Но Клеопатру беспокоило не это. В Эфесе в храме Артемиды находится Арсиноя, такое близкое соседство нынешнего правителя Восточной части Римской империи и опальной сестры царице очень не нравилось. Мало ли что взбредет в голову жрецам храма Артемиды. Ну почему Цезарь тогда не уничтожил проклятую Арсиною и не позволил сделать это ей самой?! Клеопатра кусала губы от досады, вот чем она должна была в первую очередь озаботиться после возвращения из Рима! Нужно было уничтожить сестру-соперницу, а не заигрывать с александрийцами. Царица ничуть не сомневалась, что горожане легко предали бы свою правительницу, появись у них другая с обещаниями больших благ и послаблений.

Но пока оставалось только следить за триумвирами и надеяться, что Антонию ни к чему Арсиноя.


Однако чем больше Клеопатра размышляла над опасностью, которую таит в себе соседство Марка Антония и Арсинои, тем больше волновалась. Нужно поговорить с Пшерени-Птахом – верховным жрецом храма Птаха в Мемфисе. Это ее многолетний наставник и советчик, Пшерени помогал еще отцу, даже находясь в Мемфисе, он прекрасно осведомлен обо всем, что происходит не только в Александрии, но и по ту сторону моря – в Риме. Откуда? Клеопатра таких вопросов не задавала, она понимала, что помимо общения с богами у жрецов разветвленная сеть осведомителей.

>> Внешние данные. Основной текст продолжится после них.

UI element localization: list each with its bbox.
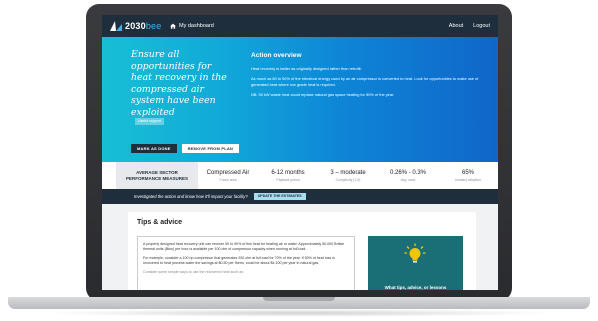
laptop-shadow [40,309,558,317]
action-title: Ensure all opportunities for heat recove… [131,49,227,118]
lightbulb-icon [404,243,426,263]
nav-dashboard-label: My dashboard [179,23,214,29]
support-tag: Useful support [135,118,165,125]
overview-paragraph-1: Heat recovery is better as originally de… [251,66,362,71]
nav-about-link[interactable]: About [449,23,463,29]
overview-paragraph-3: NB: 50 kW waste heat could replace natur… [251,92,395,98]
tips-paragraph-3: Consider some simple ways to use the rec… [143,269,244,274]
action-overview: Action overview Heat recovery is better … [251,52,487,103]
action-hero: Ensure all opportunities for heat recove… [102,37,498,162]
tips-promo-text: What tips, advice, or lessons [384,285,447,290]
top-navbar: 2030bee My dashboard About Logout [102,15,498,37]
stats-label: AVERAGE SECTOR PERFORMANCE MEASURES [116,162,198,189]
logo-text: 2030bee [125,21,162,31]
logo[interactable]: 2030bee [110,21,170,31]
stat-caption: Industry adoption [454,177,481,182]
nav-logout-link[interactable]: Logout [473,23,490,29]
laptop-notch [263,297,335,301]
tips-card: Tips & advice A properly designed heat r… [128,212,476,290]
tips-content-box: A properly designed heat recovery unit c… [137,236,355,290]
stat-value: 6-12 months [271,169,305,176]
action-overview-heading: Action overview [251,52,302,59]
stat-caption: Payback period [276,177,300,182]
home-icon [170,23,176,29]
stat-value: 3 – moderate [330,169,366,176]
tips-paragraph-2: For example, consider a 100 hp compresso… [143,255,335,265]
stat-caption: Focus area [219,177,237,182]
stat-value: 0.26% - 0.3% [389,169,427,176]
tips-paragraph-1: A properly designed heat recovery unit c… [143,242,345,251]
tips-title: Tips & advice [137,219,183,226]
performance-stats: AVERAGE SECTOR PERFORMANCE MEASURES Comp… [102,162,498,189]
logo-mark-icon [110,21,122,31]
stat-value: Compressed Air [206,169,250,176]
stat-caption: Avg. save [400,177,416,182]
stat-value: 65% [461,169,474,176]
laptop-screen: 2030bee My dashboard About Logout Ensure… [102,15,498,290]
stat-avg-save: 0.26% - 0.3% Avg. save [378,162,438,189]
nav-dashboard-link[interactable]: My dashboard [170,23,214,29]
cta-text: Investigated the action and know how it'… [134,194,248,199]
stat-adoption: 65% Industry adoption [438,162,498,189]
update-estimates-button[interactable]: UPDATE THE ESTIMATES [253,193,306,200]
action-button-row: MARK AS DONE REMOVE FROM PLAN [131,144,240,153]
estimate-cta-bar: Investigated the action and know how it'… [102,189,498,204]
stat-caption: Complexity (1-5) [335,177,361,182]
stat-complexity: 3 – moderate Complexity (1-5) [318,162,378,189]
stat-payback: 6-12 months Payback period [258,162,318,189]
stat-focus-area: Compressed Air Focus area [198,162,258,189]
mark-as-done-button[interactable]: MARK AS DONE [131,144,177,153]
overview-paragraph-2: As much as 80 to 90% of the electrical e… [251,76,479,87]
remove-from-plan-button[interactable]: REMOVE FROM PLAN [181,144,240,153]
tips-section: Tips & advice A properly designed heat r… [102,204,498,290]
tips-promo-card[interactable]: What tips, advice, or lessons [368,236,463,290]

– Хармиона, прикажи принести писчие принадлежности.

Служанка-наперсница только склонилась в знак повиновения и мгновенно исчезла. Так же быстро в комнате появился раб, несущий очиненные перья, золотую емкость с чернилами и свиток папируса отменного качества. Царица не потребовала секретаря, это означало, что писать будет сама, письмо личное. Так и есть, Клеопатра собиралась просить о встрече Пшерени-Птаха, она ничего не сообщала о своих сомнениях и соображениях, просто задавала вопрос, когда жрец удостоит ее беседой. Божественная могла приехать без приглашения и даже потребовать приезда Пшерени в Александрию, но она никогда не делала такого, во-первых, потому что очень уважала своего наставника, во-вторых, ни к чему унижать жреца, а через него оскорблять божество. Была еще одна причина – дворец на мысе Лохиас имел так много чужих ушей, что Клеопатра предпочитала беседы в храме Птаха. К тому же Пшерени-Птах болел, все чаще перекладывая свои обязанности на сына – Петубаста.

Письмо жрецу было отправлено, но оказалось, что это не все новости, через несколько дней Клеопатру ждали известия похуже обожествления Марка Антония.


Жаркое марево сделало небо светлым, почти белым, нагретый воздух тяжелым грузом ложился на плечи, словно придавливая к земле. Даже в Александрии, насквозь продуваемой ветрами с моря, стояла ужасающая жара, а каково же там, в песках? Узкая полоска Нила не способна одарить прохладой всю землю вокруг, прохлада только по берегам, да и то у самой воды.